Other festival highlights include the U.S. premiere of Wolfgang Rihm's opera "Proserpina"; Geoff Nuttall in his new role as the festival's director for chamber music; the return of Dublin's Gate Theatre in Noel Coward's "Present Laughter"; the Colla Marionette Company's production of Franz Joseph Haydn's marionette opera "Philemon and Baucis"; the ballet "Giselle," danced by Nina Ananiashvili and the National Ballet of Georgia; and the revival of Lucinda Childs' "Dance," a seminal collaboration with Philip Glass and Sol LeWitt.

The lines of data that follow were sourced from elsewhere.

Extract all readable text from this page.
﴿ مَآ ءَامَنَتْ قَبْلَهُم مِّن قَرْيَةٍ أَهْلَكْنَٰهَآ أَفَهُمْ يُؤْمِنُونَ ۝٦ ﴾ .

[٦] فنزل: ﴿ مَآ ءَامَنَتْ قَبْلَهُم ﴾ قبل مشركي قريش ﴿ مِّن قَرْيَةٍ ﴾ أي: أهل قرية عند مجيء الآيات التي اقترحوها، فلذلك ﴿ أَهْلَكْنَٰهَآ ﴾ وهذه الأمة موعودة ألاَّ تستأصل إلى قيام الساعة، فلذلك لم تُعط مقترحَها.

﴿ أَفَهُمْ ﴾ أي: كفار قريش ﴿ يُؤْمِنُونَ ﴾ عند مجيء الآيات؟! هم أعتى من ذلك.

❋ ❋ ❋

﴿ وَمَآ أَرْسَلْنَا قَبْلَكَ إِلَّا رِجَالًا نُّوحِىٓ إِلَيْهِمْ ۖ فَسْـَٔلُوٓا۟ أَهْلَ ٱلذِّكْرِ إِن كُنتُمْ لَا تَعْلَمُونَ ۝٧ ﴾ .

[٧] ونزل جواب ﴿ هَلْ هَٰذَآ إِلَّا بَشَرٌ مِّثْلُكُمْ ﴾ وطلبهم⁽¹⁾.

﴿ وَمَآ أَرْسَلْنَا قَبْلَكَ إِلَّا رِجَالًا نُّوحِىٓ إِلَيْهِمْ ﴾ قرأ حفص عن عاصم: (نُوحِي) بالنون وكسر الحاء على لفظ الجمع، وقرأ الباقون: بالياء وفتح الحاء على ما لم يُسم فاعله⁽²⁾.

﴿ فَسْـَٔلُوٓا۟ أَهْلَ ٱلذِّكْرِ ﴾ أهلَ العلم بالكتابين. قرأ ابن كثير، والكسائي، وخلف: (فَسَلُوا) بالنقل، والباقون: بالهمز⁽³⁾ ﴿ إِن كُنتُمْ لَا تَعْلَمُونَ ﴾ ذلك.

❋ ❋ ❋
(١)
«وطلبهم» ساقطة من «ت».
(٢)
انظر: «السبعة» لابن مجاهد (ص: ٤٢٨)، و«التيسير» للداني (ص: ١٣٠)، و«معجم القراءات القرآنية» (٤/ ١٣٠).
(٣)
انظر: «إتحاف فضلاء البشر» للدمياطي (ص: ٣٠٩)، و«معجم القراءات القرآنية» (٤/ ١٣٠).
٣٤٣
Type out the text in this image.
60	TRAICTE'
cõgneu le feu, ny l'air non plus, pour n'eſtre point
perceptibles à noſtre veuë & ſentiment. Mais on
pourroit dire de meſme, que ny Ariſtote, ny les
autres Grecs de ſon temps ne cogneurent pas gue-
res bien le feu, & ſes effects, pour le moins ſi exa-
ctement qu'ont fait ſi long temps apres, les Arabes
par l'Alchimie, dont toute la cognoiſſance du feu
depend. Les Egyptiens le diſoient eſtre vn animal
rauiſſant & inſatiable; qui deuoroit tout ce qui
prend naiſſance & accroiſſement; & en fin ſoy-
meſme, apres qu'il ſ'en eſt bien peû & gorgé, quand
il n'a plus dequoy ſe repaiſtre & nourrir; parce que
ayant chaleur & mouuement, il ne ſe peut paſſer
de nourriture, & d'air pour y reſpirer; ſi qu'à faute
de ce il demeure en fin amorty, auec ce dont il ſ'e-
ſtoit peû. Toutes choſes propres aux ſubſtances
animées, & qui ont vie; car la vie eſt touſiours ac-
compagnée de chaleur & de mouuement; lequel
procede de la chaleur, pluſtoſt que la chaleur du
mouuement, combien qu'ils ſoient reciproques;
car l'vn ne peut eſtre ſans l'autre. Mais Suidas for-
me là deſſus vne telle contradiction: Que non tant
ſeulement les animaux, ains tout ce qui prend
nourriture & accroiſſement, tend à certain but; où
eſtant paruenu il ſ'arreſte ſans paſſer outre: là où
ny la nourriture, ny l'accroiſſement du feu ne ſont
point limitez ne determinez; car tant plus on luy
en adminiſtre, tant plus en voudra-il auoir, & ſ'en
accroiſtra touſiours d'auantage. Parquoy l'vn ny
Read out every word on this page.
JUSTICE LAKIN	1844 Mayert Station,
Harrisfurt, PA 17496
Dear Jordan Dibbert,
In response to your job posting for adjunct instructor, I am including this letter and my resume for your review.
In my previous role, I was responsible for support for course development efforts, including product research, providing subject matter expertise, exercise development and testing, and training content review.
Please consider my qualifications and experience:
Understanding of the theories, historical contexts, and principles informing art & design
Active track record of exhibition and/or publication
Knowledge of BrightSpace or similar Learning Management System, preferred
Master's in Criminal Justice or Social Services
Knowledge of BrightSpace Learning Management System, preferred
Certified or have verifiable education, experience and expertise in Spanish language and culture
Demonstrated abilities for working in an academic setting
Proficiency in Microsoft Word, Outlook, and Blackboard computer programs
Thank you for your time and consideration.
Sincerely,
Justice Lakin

Also on tap are the festival debuts of jazz vocalists Lizz Wright, Norma Winstone and Fabiana Cozza; the U.S. premiere of Daniel MacIvor's "This Is What Happens Next"; and the return of festival favorites the Carolina Chocolate Drops, who will headline the Festival Finale.
The 32nd annual Piccolo Spoleto Festival, produced and directed by the city of Charleston Office of Cultural Affairs, features the Spotlight Chamber Music Series, which will focus on American music spanning three centuries; a broad visual arts program anchored by a contemporary Charleston art exhibit at the City Gallery; the free Sunset Serenade, an outdoor pops concert at the U.S. Customhouse featuring the Charleston Symphony Orchestra; and the Children's Festival in Marion Square.
The Piccolo Spoleto Finale will be a centerpiece of a communitywide project dubbed Unity Day, unfolding at Brittlebank Park, Hampton Park and Riley Park.
Piccolo Spoleto is the official outreach program of Spoleto Festival USA.